The Libraries Acquire a Rare Book of the French and Italian Renaissance
The Julian Edison Department of Special Collections recently acquired a copy of Hypnerotomachie, ov Discours du songe de Poliphile, printed in Paris in 1561. The book was purchased in collaboration with Walter Schlect, interim Romance languages & literatures librarian and Julie Singer, chair of the Department of Romance Languages and Literatures, with funding from the Isidore and Edith Silver Washington University Fellowship Fund, which supports University Libraries purchases concerning the French Renaissance of the sixteenth century.
The book was originally printed in Italian by Aldus Manutius in 1499, and is considered to be one of the most beautiful books printed before 1500 as well as one of the most engaging and enigmatic masterpieces of Renaissance art and literature. The Hypnerotomachie acquired by the library is the third French edition, which retains the beauty of the first edition both in illustration and design, with the original text translated into French.
Hypnerotomachie, known in English as Strife of Love in a Dream, is an allegorical fantasy in which the main character Poliphilo pursues his love Polia in his dreams. The narrative follows the conventions of courtly love but also draws from Renaissance Humanism in which arcane writings are a demonstration of classical thought. Throughout the dreamscape, Poliphilo encounters mythical creatures and a variety of classical architecture, which are showcased through woodcut illustrations.
Printing and Illustration
In this lavishly illustrated book, the text and illustrations are closely connected, with a perfect balance between woodcut and text. Text often flows around images and images occasionally serve as text. The text beautifully tapers to a point, which is difficult to produce symmetry with individual letters in metal type. The woodcut illustrations depict scenery, architectural settings, and some of the characters Poliphilo encounters in his dreams.
The book includes 181 woodcut illustrations, thirteen of them full pages. The illustrations are chiefly adapted from the 1499 Aldine edition, with fourteen additional woodcuts of topiaries, gardens, and architectural elements designed specifically for the French editions. This masterpiece of printing and illustration complements the Isador Mendle Memorial Collection on the history of printing and strong holdings in the history of illustration.
Our copy features extensive handwritten notes on the front endpaper.

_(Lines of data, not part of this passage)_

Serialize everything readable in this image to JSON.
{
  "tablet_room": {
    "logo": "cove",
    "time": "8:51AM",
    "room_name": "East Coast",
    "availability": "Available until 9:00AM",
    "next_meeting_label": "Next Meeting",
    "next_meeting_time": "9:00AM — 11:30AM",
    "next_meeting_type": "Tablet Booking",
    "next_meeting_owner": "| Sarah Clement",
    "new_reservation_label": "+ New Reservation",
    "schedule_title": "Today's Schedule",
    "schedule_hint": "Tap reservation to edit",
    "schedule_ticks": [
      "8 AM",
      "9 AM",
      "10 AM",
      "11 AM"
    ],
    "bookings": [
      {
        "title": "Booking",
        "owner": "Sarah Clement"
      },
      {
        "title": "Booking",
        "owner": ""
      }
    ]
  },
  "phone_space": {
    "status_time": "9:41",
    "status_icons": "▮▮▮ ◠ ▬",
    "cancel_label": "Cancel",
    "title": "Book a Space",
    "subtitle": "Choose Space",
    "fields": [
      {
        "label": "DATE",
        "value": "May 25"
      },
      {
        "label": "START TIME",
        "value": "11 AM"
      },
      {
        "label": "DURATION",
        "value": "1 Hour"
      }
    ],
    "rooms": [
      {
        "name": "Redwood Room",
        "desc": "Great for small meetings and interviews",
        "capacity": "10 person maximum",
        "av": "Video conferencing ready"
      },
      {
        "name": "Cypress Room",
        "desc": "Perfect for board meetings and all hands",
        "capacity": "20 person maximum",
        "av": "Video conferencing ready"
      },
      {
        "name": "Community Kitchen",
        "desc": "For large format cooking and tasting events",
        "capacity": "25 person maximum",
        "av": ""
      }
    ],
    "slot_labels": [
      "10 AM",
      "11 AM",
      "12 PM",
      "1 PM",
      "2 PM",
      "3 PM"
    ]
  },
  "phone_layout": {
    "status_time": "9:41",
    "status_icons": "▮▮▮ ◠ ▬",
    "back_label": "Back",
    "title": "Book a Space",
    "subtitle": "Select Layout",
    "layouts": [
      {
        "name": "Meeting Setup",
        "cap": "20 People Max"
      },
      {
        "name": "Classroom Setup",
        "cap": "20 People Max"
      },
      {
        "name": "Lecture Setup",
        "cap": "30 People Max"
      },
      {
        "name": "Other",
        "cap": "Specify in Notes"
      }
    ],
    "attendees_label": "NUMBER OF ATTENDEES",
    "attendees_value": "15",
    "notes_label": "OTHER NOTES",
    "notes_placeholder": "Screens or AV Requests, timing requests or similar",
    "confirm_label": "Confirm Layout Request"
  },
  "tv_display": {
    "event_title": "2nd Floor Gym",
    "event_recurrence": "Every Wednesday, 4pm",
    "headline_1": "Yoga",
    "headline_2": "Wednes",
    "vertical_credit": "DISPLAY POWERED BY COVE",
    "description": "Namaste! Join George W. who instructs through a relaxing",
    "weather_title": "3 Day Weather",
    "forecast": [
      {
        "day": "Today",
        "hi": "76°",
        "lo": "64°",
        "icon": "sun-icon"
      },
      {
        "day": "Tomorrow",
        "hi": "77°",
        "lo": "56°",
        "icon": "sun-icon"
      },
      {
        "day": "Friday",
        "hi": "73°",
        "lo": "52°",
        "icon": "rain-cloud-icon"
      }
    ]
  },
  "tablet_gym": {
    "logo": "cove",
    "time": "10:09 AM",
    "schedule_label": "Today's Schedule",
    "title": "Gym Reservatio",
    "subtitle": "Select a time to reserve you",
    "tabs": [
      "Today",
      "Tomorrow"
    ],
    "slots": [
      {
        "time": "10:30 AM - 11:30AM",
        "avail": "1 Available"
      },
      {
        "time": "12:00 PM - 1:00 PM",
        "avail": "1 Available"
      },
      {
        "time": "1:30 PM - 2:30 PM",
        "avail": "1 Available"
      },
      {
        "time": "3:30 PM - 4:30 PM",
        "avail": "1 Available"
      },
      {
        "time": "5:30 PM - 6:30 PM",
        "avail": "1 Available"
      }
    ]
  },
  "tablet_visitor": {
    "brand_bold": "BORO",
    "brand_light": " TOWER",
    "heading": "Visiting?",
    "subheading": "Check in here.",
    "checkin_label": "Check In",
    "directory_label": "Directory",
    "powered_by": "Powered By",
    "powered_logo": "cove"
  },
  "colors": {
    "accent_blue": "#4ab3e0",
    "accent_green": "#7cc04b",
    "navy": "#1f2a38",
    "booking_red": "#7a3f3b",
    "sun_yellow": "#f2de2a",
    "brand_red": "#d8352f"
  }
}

In addition to some signatures from former owners, there are numerous bibliographical notes in French, Latin, German, and Italian. Several appear to be in the hand of Paul Christ Gottlieb, castle librarian at Ansbach, Germany (the library at Ansbach acquired the book in 1759). The notes mention alternate editions of the work, record auction catalogs and sale prices, cite bibliographies, and explain the acrostic revealing the author’s name (discussed below). The final note, by Gottlieb, mentions the frequently missing illustration of “The sacrifice of Priapus.”
These notes not only tell the story of our individual copy—the references to other editions point to the significance of the text since its original publication in 1499.
As noted by castle librarian Gottlieb, many copies of the book have been censored due to erotic content in the woodcut illustrations and text. “The sacrifice of Priapus” is a full-page woodcut illustration and is often torn, removed from the book, or covered with ink. The illustration features Priapus, a minor Greek god of fruit, vegetables, fertility, and male genitalia. The lack of censorship of this illustration is significant enough to warrant a note from Gottlieb on the pastedown. Page 69 (which features Priapus) and page 121, which features another woodcut with a phallus, have penciled marginal notes in Latin (not by Gottlieb), stating that these illustrations are missing from many copies of this work.
Code Breaking and Conspiracies
The book was originally published anonymously. However, the first letter of each chapter in the 1499 Italian edition forms an acrostic that translates to “Brother Francesco Colonna has dearly loved Polia.” Though the authorship is occasionally contested, it is widely accepted that Francesco Colonna wrote the book. The author’s name hidden in this way creates a connection to the Arnold Collection, which includes code breaking and hidden messages.
Due to the somewhat labyrinthine plot, multiple dream sequences, and the idiosyncratic language that combines Latin, Greek, Hebrew, and hieroglyphs, some critics have claimed the work is unreadable. Others have claimed that the complicated text and illustrations contain more mysteries to decode.